Category: Technology

Sharepoint or, as a previous boss would have called it, “bloody Sharepoint” has a powerful search service that can index not only Sharepoint documents and sites but also external content. Unfortunately the flexibility of the service breeds considerable complexity and the out-of-the-box behaviour leaves a little to be desired.

Our most recent issue was that we had the standard definition of the ‘Title’ managed property which has the crawled property ‘ows_Title’ as the highest priority. This, you would think, would mean that the the Title entered on the List Item for the a document via the Edit Properties form would be the title for each document in search results. You would be wrong.

It turns out that there is a feature called ‘Optimistic Title Override’ that tries to guess a better title based on the content of the first page of the document (such as a bold, large line of text on page 1). Similar features override the Author (CreatedBy) and LastModifiedTime.

In Sharepoint 2010 these features can be disabled via the registry. In 2013 they can’t be disabled – thankfully we are running 2010 at the moment!

We’ve learnt a lot of lessons during the implementation of our Sharepoint project. The number one lesson to take home is this: Sharepoint can’t handle a large number of lists (Document Libraries) in a single site.

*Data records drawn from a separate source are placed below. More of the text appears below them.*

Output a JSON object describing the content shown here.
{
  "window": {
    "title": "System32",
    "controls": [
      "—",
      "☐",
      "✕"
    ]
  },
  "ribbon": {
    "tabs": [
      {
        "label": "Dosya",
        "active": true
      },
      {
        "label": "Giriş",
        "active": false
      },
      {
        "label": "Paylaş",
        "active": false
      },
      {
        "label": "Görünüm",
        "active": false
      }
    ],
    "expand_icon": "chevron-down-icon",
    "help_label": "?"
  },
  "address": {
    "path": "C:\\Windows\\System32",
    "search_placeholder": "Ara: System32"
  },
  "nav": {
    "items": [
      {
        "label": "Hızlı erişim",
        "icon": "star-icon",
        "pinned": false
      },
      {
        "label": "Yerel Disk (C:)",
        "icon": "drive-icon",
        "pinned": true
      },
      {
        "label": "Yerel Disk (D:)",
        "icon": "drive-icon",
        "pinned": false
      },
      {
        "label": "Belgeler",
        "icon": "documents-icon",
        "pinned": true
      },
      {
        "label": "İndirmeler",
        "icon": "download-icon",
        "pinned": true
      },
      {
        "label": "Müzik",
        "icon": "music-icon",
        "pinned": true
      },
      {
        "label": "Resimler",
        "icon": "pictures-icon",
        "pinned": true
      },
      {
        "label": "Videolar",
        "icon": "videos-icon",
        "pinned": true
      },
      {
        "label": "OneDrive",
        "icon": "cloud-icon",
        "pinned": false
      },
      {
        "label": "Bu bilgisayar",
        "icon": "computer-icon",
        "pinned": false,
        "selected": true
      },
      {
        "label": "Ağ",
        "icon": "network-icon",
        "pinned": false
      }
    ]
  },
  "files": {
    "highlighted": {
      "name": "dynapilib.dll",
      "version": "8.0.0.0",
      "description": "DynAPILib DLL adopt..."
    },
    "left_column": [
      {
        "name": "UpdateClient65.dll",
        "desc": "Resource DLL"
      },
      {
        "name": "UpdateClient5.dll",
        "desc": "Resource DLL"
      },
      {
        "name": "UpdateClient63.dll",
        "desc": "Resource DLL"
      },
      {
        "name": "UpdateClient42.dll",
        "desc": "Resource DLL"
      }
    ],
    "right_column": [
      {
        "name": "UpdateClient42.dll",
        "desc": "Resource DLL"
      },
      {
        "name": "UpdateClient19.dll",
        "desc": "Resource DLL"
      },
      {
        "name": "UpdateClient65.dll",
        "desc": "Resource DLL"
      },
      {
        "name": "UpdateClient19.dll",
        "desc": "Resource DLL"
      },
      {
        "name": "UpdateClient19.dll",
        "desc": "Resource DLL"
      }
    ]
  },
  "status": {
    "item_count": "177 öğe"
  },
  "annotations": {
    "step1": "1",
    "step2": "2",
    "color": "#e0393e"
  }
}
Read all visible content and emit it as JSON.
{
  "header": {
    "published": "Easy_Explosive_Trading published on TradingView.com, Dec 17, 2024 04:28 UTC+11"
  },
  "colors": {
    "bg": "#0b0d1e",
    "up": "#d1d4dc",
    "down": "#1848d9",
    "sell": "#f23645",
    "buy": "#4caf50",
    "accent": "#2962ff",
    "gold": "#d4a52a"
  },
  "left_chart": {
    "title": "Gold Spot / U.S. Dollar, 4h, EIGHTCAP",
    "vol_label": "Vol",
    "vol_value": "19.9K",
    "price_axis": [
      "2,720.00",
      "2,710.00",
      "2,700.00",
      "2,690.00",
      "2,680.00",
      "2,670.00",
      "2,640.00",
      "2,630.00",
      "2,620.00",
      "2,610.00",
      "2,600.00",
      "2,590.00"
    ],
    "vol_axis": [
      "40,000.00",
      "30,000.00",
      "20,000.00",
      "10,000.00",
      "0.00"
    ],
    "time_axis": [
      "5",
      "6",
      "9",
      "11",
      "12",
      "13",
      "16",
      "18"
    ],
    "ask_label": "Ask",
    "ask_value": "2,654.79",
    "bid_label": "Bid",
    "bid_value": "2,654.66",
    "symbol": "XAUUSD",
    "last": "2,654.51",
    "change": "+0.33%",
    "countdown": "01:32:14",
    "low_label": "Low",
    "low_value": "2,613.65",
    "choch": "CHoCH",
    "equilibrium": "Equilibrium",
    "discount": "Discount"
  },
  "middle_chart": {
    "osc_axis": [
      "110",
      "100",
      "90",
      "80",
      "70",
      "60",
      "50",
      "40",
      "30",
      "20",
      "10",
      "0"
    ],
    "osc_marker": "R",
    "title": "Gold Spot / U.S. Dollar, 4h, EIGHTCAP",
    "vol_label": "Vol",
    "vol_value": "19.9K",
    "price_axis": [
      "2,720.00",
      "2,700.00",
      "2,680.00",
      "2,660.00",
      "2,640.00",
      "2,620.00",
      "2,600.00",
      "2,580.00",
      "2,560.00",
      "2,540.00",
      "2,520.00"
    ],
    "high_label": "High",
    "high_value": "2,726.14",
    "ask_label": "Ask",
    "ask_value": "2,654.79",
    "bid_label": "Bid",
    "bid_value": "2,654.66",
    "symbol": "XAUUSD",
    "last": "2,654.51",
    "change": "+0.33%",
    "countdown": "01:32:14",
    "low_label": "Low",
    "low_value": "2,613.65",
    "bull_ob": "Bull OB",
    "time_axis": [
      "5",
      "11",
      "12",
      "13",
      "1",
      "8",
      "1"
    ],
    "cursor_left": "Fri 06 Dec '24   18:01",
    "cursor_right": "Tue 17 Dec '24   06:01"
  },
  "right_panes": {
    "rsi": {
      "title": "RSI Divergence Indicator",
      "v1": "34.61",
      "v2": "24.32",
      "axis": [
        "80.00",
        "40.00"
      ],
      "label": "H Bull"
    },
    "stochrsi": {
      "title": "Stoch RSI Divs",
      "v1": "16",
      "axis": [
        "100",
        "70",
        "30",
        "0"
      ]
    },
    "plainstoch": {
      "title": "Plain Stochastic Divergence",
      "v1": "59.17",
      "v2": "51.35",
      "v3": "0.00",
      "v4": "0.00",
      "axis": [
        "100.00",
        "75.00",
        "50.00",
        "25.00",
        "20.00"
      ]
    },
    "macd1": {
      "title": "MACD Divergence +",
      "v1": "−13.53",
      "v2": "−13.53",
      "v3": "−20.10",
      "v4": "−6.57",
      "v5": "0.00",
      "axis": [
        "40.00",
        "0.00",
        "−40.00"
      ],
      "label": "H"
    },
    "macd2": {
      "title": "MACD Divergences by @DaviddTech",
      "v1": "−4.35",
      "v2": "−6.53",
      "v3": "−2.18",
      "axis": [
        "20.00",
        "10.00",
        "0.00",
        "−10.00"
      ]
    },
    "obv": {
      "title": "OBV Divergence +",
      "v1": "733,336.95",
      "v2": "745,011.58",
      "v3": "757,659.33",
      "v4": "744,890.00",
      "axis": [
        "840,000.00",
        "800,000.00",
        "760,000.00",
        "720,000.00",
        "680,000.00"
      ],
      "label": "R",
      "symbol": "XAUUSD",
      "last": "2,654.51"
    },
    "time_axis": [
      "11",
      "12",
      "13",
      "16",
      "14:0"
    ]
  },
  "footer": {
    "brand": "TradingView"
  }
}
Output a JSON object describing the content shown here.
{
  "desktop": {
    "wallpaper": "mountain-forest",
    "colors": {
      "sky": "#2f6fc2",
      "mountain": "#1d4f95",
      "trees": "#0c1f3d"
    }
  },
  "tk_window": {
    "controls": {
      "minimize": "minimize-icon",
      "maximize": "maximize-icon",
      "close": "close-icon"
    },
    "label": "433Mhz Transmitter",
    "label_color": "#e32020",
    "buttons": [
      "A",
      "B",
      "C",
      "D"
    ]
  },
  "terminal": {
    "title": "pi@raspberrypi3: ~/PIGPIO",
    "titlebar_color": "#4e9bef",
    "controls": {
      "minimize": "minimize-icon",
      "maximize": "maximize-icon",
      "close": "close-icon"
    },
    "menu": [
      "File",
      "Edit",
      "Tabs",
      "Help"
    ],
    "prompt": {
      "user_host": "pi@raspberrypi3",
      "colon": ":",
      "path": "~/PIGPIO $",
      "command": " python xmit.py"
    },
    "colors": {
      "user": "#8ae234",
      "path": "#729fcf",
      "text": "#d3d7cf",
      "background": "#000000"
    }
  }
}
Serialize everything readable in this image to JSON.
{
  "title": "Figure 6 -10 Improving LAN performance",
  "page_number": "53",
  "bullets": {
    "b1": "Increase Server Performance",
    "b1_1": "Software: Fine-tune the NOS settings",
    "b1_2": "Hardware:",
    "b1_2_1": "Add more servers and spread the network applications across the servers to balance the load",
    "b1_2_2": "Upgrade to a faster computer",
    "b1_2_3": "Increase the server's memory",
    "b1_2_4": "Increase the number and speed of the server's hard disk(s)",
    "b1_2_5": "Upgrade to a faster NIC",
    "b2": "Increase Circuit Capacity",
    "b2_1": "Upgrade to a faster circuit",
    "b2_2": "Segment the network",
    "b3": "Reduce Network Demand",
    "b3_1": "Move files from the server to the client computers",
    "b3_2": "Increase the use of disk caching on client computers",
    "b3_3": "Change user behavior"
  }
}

We tried a structure with 20000+ libraries in site and, while accessing each of the libaries was fine, it was impossible to enumerate the lists in Sharepoint designer and deploying content type changes took an eternity. Our new structure has 20 libraries each containing 1000 folders (Document sets). None of the previous problems exist.

The sharepoint limitations documentation talks about number of items in a list and various other limitations but never mentions any practical limitation on the number of lists per site… so let this be a warning: a top heavy design will topple over.

In trying a “bring the kitchen sink” approach to market, Sharepoint ends up almost failing to recognise that the kitchen is for cooking. My workplace has been implementing a relatively complex solution that involves the creation of more than 20000 document libraries each containing up to 10000 documents. As such, we have constantly been challenged by the inherit limitations in the capabilities of Sharepoint to handle large lists and large numbers of list.

You might rightly ask “why not just change the solution design to nicely fit the Sharepoint limitations”? True, that would be a reasonable suggestion if not for part of the whole Sharepoint rationale being a flexible system. My issue is that many of these limitations seem to stem from the underlying schema and could easily be overcome if Microsoft dedicated resources to ‘fix’ (IMHO) the schema.

Sharepoint stores every list in the AllLists table of the content database and all ListItems (Documents etc) in the AllUserData table. The AllUserData table has a fixed number of varchar, integer, and other fields and jams each ListItem into one of more of these rows. It’s a highly inefficient design but highly flexible.

The downside of the design is that all our data for 20000+ lists and 650000+ documents are in two tables. One of the tables is littered with unrequired columns and our data is totally inaccessible using SQL due to the convoluted schema. So what could be done? Microsoft could take a CRM-like approach and instead create a new ‘ContentTypeData’ table for each content type with columns that actually match the content type schema.

Advantages: No more index tables (use SQL Server indexing), Tables/Views for use with SSRS that can be directly queried (instead of needing to create some XML service or a data warehouse to get data to SSRS)

Disadvantages: Changing the underlying data structure need not impact the Object model at all, so aside from requiring a large upgrade process when the schema changes, I can’t see any real disadvantages. Can you?